Ab dem Jahre 1888 gab es einerseits die professionellen Fotografen mit Ateliereinrichtungen und großformatigen Plattenkameras und dann gab es unzählige \"Knipser\" mit Box-Kameras und Rollfilmen, die begannen, Erinnerungsfotos zu schießen.
In dieser Zeit begann man auch, sich mit wirklichkeitsnahen und dokumentarischen Schilderungen des Lebens der unteren und untersten Gesellschaftsschichte zu beschäftigen. Mit Hilfe der Fotografie konnte man Menschen, Szenen, Verhältnisse vorführen, zu denen sonst kaum Kontakt bestehen würde. Eine einzige Fotografie kann mehr erschüttern als Bände einer Sittenbeschreibung. Der Realismus der Jahrhundertwende öffnet vielen auch die Augen: Bilddokumente bestätigten nämlich das bisher nicht-für-möglich-gehaltene, die Fotografie klagte an und forderte Veränderung.
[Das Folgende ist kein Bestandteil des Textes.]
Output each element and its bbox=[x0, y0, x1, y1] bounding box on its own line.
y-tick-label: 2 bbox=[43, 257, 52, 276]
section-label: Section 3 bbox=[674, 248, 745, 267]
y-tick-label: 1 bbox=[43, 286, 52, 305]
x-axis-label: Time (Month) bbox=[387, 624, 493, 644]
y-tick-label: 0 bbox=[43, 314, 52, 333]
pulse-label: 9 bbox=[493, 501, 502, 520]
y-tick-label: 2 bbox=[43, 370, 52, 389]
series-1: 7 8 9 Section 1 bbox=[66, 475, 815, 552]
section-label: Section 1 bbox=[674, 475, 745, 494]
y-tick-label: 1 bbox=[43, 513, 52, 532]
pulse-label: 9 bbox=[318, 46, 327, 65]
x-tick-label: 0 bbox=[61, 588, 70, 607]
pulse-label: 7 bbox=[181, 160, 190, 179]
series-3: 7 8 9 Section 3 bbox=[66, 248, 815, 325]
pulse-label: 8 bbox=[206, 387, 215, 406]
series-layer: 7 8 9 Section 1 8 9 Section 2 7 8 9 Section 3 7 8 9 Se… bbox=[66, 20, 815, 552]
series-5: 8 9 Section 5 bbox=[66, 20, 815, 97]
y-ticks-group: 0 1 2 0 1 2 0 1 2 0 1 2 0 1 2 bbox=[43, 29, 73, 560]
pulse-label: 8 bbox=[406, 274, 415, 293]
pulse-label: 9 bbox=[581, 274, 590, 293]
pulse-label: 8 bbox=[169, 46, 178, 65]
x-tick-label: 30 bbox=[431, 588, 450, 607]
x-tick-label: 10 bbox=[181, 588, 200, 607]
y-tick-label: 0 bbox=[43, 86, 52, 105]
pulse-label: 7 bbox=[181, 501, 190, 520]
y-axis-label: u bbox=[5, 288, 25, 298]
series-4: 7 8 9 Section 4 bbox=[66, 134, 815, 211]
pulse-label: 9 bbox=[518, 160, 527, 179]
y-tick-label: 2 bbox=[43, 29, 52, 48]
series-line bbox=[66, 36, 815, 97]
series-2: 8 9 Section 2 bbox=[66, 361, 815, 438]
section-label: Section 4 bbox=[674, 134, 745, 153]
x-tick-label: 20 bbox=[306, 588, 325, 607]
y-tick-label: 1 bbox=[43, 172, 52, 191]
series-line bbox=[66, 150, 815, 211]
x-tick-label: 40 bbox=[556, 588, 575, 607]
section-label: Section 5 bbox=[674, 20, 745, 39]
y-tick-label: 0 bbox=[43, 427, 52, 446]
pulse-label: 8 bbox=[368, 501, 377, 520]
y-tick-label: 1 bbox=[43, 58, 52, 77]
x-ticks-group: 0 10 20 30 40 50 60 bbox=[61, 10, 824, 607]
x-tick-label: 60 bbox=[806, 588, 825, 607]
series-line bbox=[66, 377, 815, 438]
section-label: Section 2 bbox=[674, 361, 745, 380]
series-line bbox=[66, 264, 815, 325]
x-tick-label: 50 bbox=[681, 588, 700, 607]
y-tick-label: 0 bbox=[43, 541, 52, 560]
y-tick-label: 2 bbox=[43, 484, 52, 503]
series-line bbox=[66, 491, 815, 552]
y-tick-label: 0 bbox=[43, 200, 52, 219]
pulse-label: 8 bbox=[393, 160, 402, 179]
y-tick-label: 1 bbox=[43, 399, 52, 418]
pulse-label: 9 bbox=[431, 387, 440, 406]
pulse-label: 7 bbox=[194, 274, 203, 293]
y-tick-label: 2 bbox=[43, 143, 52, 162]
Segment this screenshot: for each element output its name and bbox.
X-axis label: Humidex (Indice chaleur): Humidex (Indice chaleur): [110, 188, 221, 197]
Es gab keinen Platz mehr für die romantisierende Stimmung der Kunstfotografie. Einige wollten kein Weichzeichnen und keine durch Unschärfe erzeugten träumerischen verschleierten Bilder. Man wollte optische Bildschärfe.
Der Däne Jakob Rijs begann in den USA mit dokumentarischen Schilderungen über menschenunwürdige Verhältnisse, unter denen die Einwanderer in New York lebten.
Lewis Wickes Hine begann sachlich und klar über Arbeits- und Lebensbedingungen der Fabrikarbeiter in amerikanischen Vorstädten zu schildern. Seine Anklagen galten vor allem der Kinderarbeit unter den unwürdigsten Verhältnissen in Fabriken, selbst in Bergwerken, und es ist erwiesen, daß seine Dokumentation, die er selbst \"photo-interpretations\" nannte, wesentlich zur Änderung dieser Verhältnisse beitrugen.
Man sieht, daß die Fotografie immer stärker ihre eigene kreative Fähigkeit, die Vielfalt der Möglichkeiten und auch ihre Hintergründe zu entdecken begann.